Strona:Wacław Sieroszewski - Bokser.djvu/18

Z Wikiźródeł, wolnej biblioteki
Ta strona została uwierzytelniona.

długi, szafirowy kaftan odświętny i weźmie go z sobą. Mężczyzni przy pomocy kobiet przebierali się do wyjścia, a gong huczał i zwoływał wciąż mieszkańców.
Dom zborny przedstawiał duże podwórze, wyłożone gładkiemi płytami i ogrodzone wysokim murem. Wzdłuż ścian szły werandy, wzniesione nad ziemią na wysokość człowieka, nakryte ciężkim, rogatym, polewanym dachem, na drewnianych słupach. Obszerne schody wiodły na wzniesienie. Weranda naprzeciw wejścia była obszerniejsza i niższa, tak, że z sąsiednich wybornie widać było, co się tam działo. Tam w dni dżdżyste odbywały się targi i narady, grano teatr, gdy do wioski przyjeżdżała trupa aktorów wędrownych.

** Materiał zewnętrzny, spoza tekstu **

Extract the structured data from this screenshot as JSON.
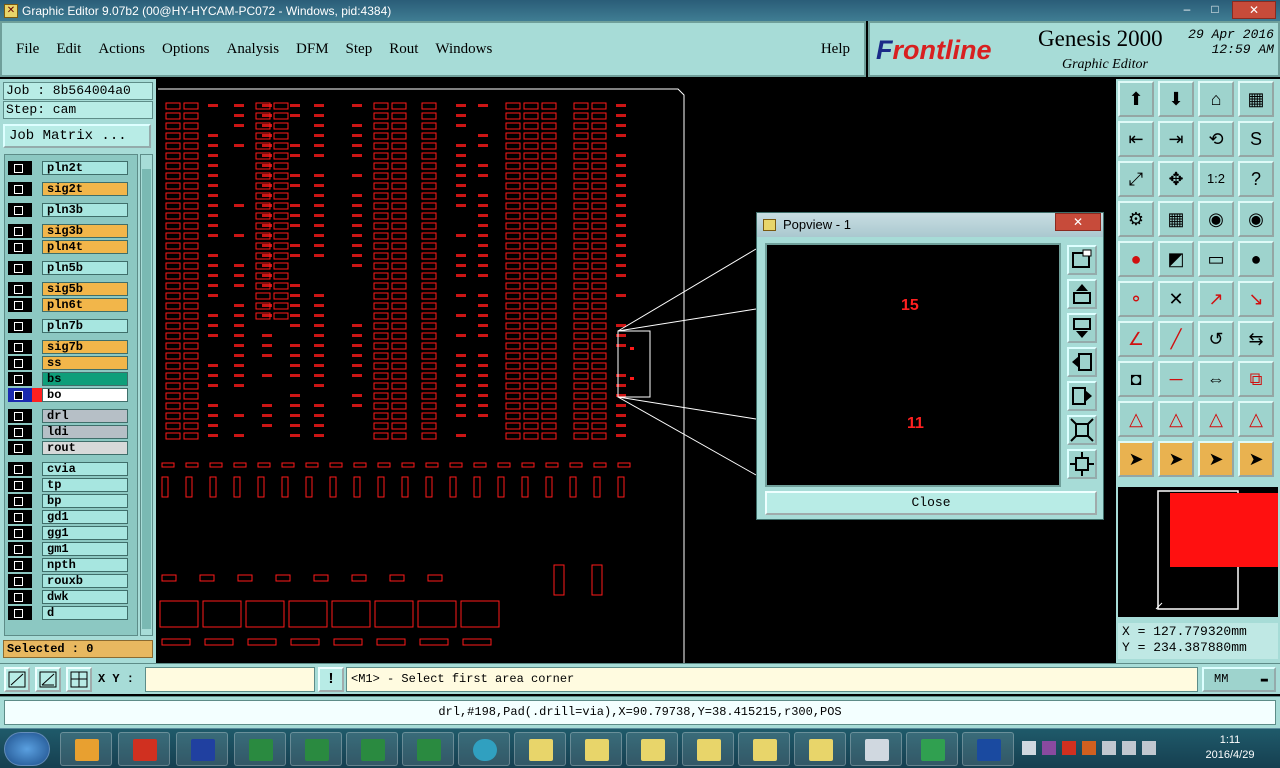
{
  "window": {
    "title": "Graphic Editor 9.07b2 (00@HY-HYCAM-PC072 - Windows, pid:4384)",
    "controls": [
      "–",
      "□",
      "✕"
    ]
  },
  "menu": {
    "items": [
      "File",
      "Edit",
      "Actions",
      "Options",
      "Analysis",
      "DFM",
      "Step",
      "Rout",
      "Windows"
    ],
    "help": "Help"
  },
  "brand": {
    "logo_prefix": "F",
    "logo_rest": "rontline",
    "product": "Genesis 2000",
    "subtitle": "Graphic Editor",
    "date": "29 Apr 2016",
    "time": "12:59 AM"
  },
  "job": {
    "job_label": "Job : 8b564004a0",
    "step_label": "Step: cam",
    "matrix_button": "Job Matrix ..."
  },
  "layers": [
    {
      "name": "pln2t",
      "color": "#a7e6e0"
    },
    {
      "name": "sig2t",
      "color": "#f2b64a"
    },
    {
      "name": "pln3b",
      "color": "#a7e6e0"
    },
    {
      "name": "sig3b",
      "color": "#f2b64a"
    },
    {
      "name": "pln4t",
      "color": "#f2b64a"
    },
    {
      "name": "pln5b",
      "color": "#a7e6e0"
    },
    {
      "name": "sig5b",
      "color": "#f2b64a"
    },
    {
      "name": "pln6t",
      "color": "#f2b64a"
    },
    {
      "name": "pln7b",
      "color": "#a7e6e0"
    },
    {
      "name": "sig7b",
      "color": "#f2b64a"
    },
    {
      "name": "ss",
      "color": "#f2b64a"
    },
    {
      "name": "bs",
      "color": "#0e9e7a"
    },
    {
      "name": "bo",
      "color": "#ffffff"
    },
    {
      "name": "drl",
      "color": "#b6bfc6"
    },
    {
      "name": "ldi",
      "color": "#b6bfc6"
    },
    {
      "name": "rout",
      "color": "#d7d9d9"
    },
    {
      "name": "cvia",
      "color": "#a7e6e0"
    },
    {
      "name": "tp",
      "color": "#a7e6e0"
    },
    {
      "name": "bp",
      "color": "#a7e6e0"
    },
    {
      "name": "gd1",
      "color": "#a7e6e0"
    },
    {
      "name": "gg1",
      "color": "#a7e6e0"
    },
    {
      "name": "gm1",
      "color": "#a7e6e0"
    },
    {
      "name": "npth",
      "color": "#a7e6e0"
    },
    {
      "name": "rouxb",
      "color": "#a7e6e0"
    },
    {
      "name": "dwk",
      "color": "#a7e6e0"
    },
    {
      "name": "d",
      "color": "#a7e6e0"
    }
  ],
  "selected": "Selected : 0",
  "popview": {
    "title": "Popview - 1",
    "value_top": "15",
    "value_bottom": "11",
    "close_label": "Close"
  },
  "coords": {
    "x": "X = 127.779320mm",
    "y": "Y = 234.387880mm"
  },
  "command": {
    "xy_label": "X Y :",
    "xy_value": "",
    "warn": "!",
    "prompt": "<M1> - Select first area corner",
    "units": "MM"
  },
  "status_text": "drl,#198,Pad(.drill=via),X=90.79738,Y=38.415215,r300,POS",
  "taskbar": {
    "time": "1:11",
    "date": "2016/4/29"
  },
  "colors": {
    "panel": "#a7dcd7",
    "features": "#ff1a1a",
    "highlight": "#f2b64a"
  }
}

Sala miała ściany, wyłożone pięknemi, polewanemi taflami z blado-błękitnej porcelany, z szafirowymi napisami zasadniczych praw chińskich:
»Czcij ojca twego i matkę twoją.
»Nie zabijaj, nie kradnij, nie czyń fałszywego świadectwa.
»Nie pożądaj żony bliźniego twego, ani pola, które należy do innych«.
Dalej szły wyjątki z mędrców starożytnych:
»Czcijcie bogów waszych w cichości ducha waszego i wystrzegajcie się religii głośnych, albowiem one wiodą do zaburzeń«.
»Kto żyje bez pracy, ten zmusza umierać z głodu bliźnich«.
»Nikt nie zazna spokoju i szczęścia obok płaczących«.